When former New York Knick and current Golden State Warrior David Lee walked onto the court, accompanied by twenty of his closest friends as well as his celebratory teammate Kent Bazemore, the crowd went wild. In lieu of Kevin Durant, these guys would have to do. Donning the uniforms of Hillsong, who would play the late game against a team called Posse, Lee (“Double-Double”) and Bazemore (“BAAAAAAAAAAAZZZZZZZZZZZZZZZEEEEE”) ignited the crowd with incredible alley-oops and jump shots from neighboring postal codes during warm-ups.

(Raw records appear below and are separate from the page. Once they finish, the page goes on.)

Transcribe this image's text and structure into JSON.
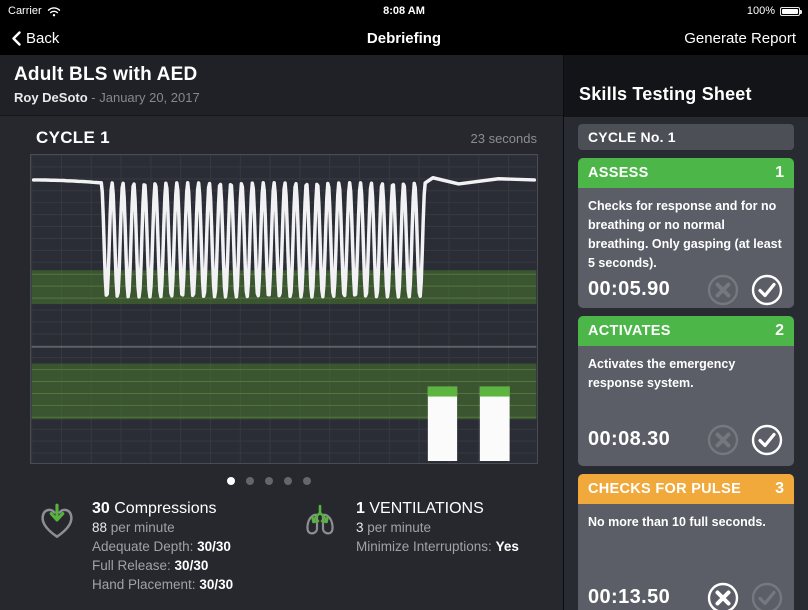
{
  "status_bar": {
    "carrier": "Carrier",
    "time": "8:08 AM",
    "battery": "100%"
  },
  "nav_bar": {
    "back_label": "Back",
    "title": "Debriefing",
    "action_label": "Generate Report"
  },
  "session": {
    "title": "Adult BLS with AED",
    "student": "Roy DeSoto",
    "separator": " - ",
    "date": "January 20, 2017"
  },
  "cycle_panel": {
    "title": "CYCLE 1",
    "duration_label": "23 seconds",
    "page_dots": {
      "count": 5,
      "active_index": 0
    }
  },
  "stats": {
    "compressions": {
      "count": "30",
      "label": "Compressions",
      "rate_value": "88",
      "rate_label": "per minute",
      "rows": [
        {
          "label": "Adequate Depth: ",
          "value": "30/30"
        },
        {
          "label": "Full Release: ",
          "value": "30/30"
        },
        {
          "label": "Hand Placement: ",
          "value": "30/30"
        }
      ]
    },
    "ventilations": {
      "count": "1",
      "label": "VENTILATIONS",
      "rate_value": "3",
      "rate_label": "per minute",
      "rows": [
        {
          "label": "Minimize Interruptions: ",
          "value": "Yes"
        }
      ]
    }
  },
  "sidebar": {
    "title": "Skills Testing Sheet",
    "cycle_label": "CYCLE No. 1",
    "cards": [
      {
        "name": "ASSESS",
        "number": "1",
        "color": "#4cb648",
        "description": "Checks for response and for no breathing or no normal breathing. Only gasping (at least 5 seconds).",
        "time": "00:05.90",
        "fail_active": false,
        "pass_active": true
      },
      {
        "name": "ACTIVATES",
        "number": "2",
        "color": "#4cb648",
        "description": "Activates the emergency response system.",
        "time": "00:08.30",
        "fail_active": false,
        "pass_active": true
      },
      {
        "name": "CHECKS FOR PULSE",
        "number": "3",
        "color": "#f2a93b",
        "description": "No more than 10 full seconds.",
        "time": "00:13.50",
        "fail_active": true,
        "pass_active": false
      }
    ]
  },
  "chart_data": {
    "type": "line",
    "title": "CYCLE 1",
    "duration_seconds": 23,
    "description": "CPR compression depth waveform over one 23-second cycle with ventilation bars and green target-depth zones",
    "compressions": {
      "count": 30,
      "rate_per_minute": 88,
      "adequate_depth": "30/30",
      "full_release": "30/30",
      "hand_placement": "30/30"
    },
    "ventilations": {
      "count": 1,
      "rate_per_minute": 3,
      "minimize_interruptions": "Yes"
    },
    "target_zones": [
      {
        "y0": 0.374,
        "y1": 0.484
      },
      {
        "y0": 0.677,
        "y1": 0.858
      }
    ],
    "divider_y": 0.623,
    "ventilation_bars": [
      {
        "x0": 0.785,
        "x1": 0.843,
        "top": 0.752
      },
      {
        "x0": 0.888,
        "x1": 0.947,
        "top": 0.752
      }
    ],
    "waveform": {
      "flat_y": 0.081,
      "wave_x0": 0.138,
      "wave_x1": 0.78,
      "wave_top": 0.09,
      "wave_bottom": 0.461,
      "tail": [
        [
          0.795,
          0.074
        ],
        [
          0.846,
          0.094
        ],
        [
          0.925,
          0.077
        ],
        [
          0.996,
          0.081
        ]
      ]
    },
    "legend": "off",
    "grid": "on"
  }
}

It continued into the game, which started slowly but ruptured into a scoring bonanza just before halftime. Bazemore and Lee together combined for upwards of ten alley-oops, justifying the spotlight stolen from Hillsong regulars. The game became a formality; it turned into a platform for the professionals to show just how much higher the professional standard of play is, even with officiating which accommodates the freewheeling, punishing streetball style. Lee’s high-flying antics and Bazemore’s exceptionally easy drives made it apparent that, although Rucker Park is still a test, the NBA preserves the highest forms of basketball.
As we walked out of Holcombe Rucker Park, perfectly satisfied in the blacktop displays we had just seen but still slightly wistful without Kevin Durant, a man did pull-ups on a crossing signal as Connor and I reflected on how the night went. We saw people of varying age try each other. We saw announcers grant coveted monikers to players who would never be anything else to the subjects of a righteous and pure kingdom. Above all, we saw good basketball on a warm summer night at Rucker Park. And really, who could ask for anything more?